第22話 ライブ当日2/4

 リハーサルの時間になり、私たちは自分たちの番がくるまで観客席から彼女たちのパフォーマンスを観させてもらう。

 フィオはアカ姉さんがいないけど、リーダーの瑠実さんを筆頭によく頑張ってるし、3期生の子たちもちゃんとついていけてる。一方Roseは、センターを任された琴美さんが華やかさを魅せてくれてる。

 Roseとフィオのメンバーをシャッフルした曲もミスなく、みんなそつなくこなしていく。
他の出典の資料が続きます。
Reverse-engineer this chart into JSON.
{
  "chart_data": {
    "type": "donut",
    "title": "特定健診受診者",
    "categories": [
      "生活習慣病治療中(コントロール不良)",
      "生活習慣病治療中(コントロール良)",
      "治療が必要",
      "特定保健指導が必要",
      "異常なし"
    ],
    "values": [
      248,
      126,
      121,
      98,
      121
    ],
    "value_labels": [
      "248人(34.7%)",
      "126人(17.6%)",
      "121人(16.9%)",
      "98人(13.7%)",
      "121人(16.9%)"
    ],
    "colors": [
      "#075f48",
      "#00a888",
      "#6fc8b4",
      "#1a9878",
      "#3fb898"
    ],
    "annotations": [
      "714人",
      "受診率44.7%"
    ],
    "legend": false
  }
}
 リハだからラフな格好だけど、やっぱりみんな凄いキレイだし振りは揃ってる。でも……なんて言ったらいいんだろう。

 腕を組んでうんうん唸る私をチラリと見た咲羅が、

「個性ないでしょ」

「あ、まさしくそれだわ」

 彼女は険しい顔をして話を続ける。

「Roseはさ、琴美さんがいるからいいんだよ。あの人は大器晩成型だっただけで、元々アイドルの才能と華を持ち合わせている人だから。ちゃんと曲を自分のものにできてるし、所々振りを揃えつつも自分の色を出せてる。だけど、フィオは違う」

 ため息をついて、

「散々お世話になった瑠実さんには申し訳ないけど、今のフィオには華がない。アカ姉がフィオの華だったんだよ。素行が悪くて選抜から外されちゃってたのは本当に残念だった」

 全然残念と思っていない顔――片方の口角を上げて、しれっと言う。あのさ、口調が楽しそうなのよ。声のトーンもちょっと上がってるし。自分が一番、華だって思ってるくせに。ホント、私の前だと嘘つくの下手だよね。


「フィオはもうは沈んでいくだけかな。夢と希望を胸にアイドルを目指している研修生には可哀想な話だけど。たしかに振りを揃えるのは大事だよね。でも、うちはそうじゃないでしょ。個性が大事でしょ。あの子たちはそれをわかってるはずなのに、振りを揃えることに意識が向き過ぎてる」

 あれじゃあ全員モブだよ。

 笑みを消して、能面のような表情でステージを見つめる。

「こっからはどんどんRoseに追い抜かされていくよ。ここだけの話、4月からはうちでも3期生の募集が始まる。しかも、研究生期間なし。即戦力しかとらない」

「その情報のソース、絶対曽田さんでしょ」

「他に誰がいんのよ」

 欠伸あくびをしながらカラダを完全にこちらに向けて、咲羅は話し続ける。

 さては、もうステージ観るのに飽きたな?

「それに、私がいる間はあの子たちに負ける気はない。容赦はしない」

 瞳の奥に炎が見える。ああ、こりゃ本気だ。

「今まではフィオとRoseのシングル発売日はずらしてもらってたけど――」

「これからは被せていくんだね」

「そう。どっちが格上なのか、わからせないとね」

 フィオを全力でつぶす気だ。発売日を被らせるなんて正気の沙汰じゃないけど、曽田さんなら咲羅が言ったら叶えてくれるんだろうな。

 首をこてんと傾けて笑ってるけどさ、目が笑ってないのよ。あざといポーズで誤魔化せてないのよ。